LLMs don’t count because they can’t count. without the ability to count it can never understand the proof behind mathematical formulas.
Yes, I understand that, you are not understanding what I’m describing. I am not talking about taking an average of numerical data. LLMs take something that can be thought of as an “average” of text. It says “given all the text I have seen, and this new text input, what’s the most likely output?” In some numerical contexts the expected value is also an average, LLMs find a similar result, and that is what I am drawing a parallel between here.
let me make sure I understand.
you’re saying that LLMs average words, and because it averages words, it can consistently return mathematically accurate averages based on empirical data that was provided to it. does that sum it up?
Are you actually reading my comments? I am categorically NOT saying anything about mathematical averages, as I have said repeatedly. I am saying that what LLMs do is produce something that is akin to a mathematical average, when applied to text. It produces a “most likely” text output. That is all.
The word “average” does not always apply to numbers. You might, in some contexts, describe an “average” response to a survey - e.g. an opinion that would be considered the norm based on that survey. That is what I am describing. Average, as in “typical or usual.”

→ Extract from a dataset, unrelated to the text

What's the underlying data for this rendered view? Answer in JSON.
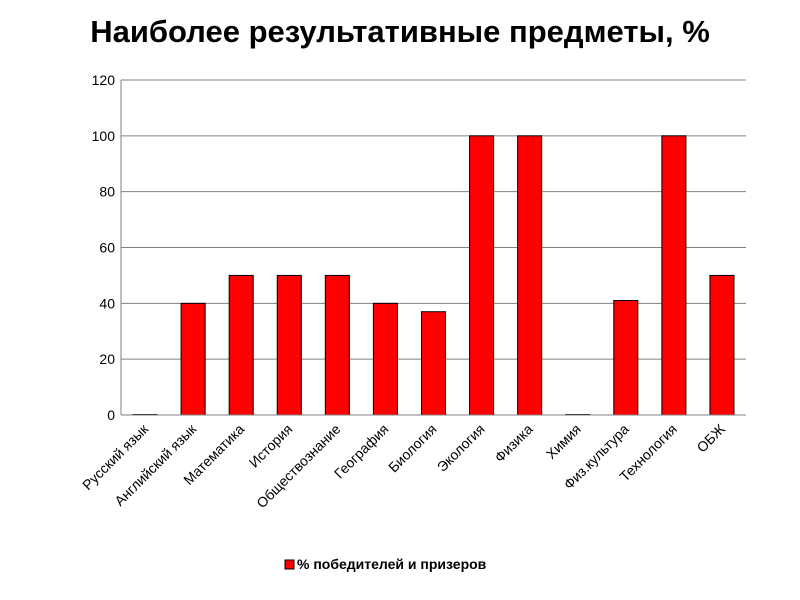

average is literally a mathematical function. you can’t have an average of anything without math.
think about it. average as in typical or usual to what? what’s the data set? I’ll give you that LLMs can give you a facsimile of an average, but results are so wildly inconsistent that it makes the end result absolutely useless for anything other than “entertainment value”.
LLMs are the 21st century automatons from the 16th century.
behold! it moves and thinks on its own! it’s alive!!
Average is also a word used outside the context of mathematics. Would you make this argument if someone said “I’m average looking”? No, no, you can’t be average looking, because there is no such thing as an average of appearances! Come on.
The data set is the training set of the LLM. Look I get that you are obviously very against AI, and that’s fine, I don’t really care, but what they do is what I’ve described. It’s not a literal average, no, but its comparable. That is all I have been trying to say.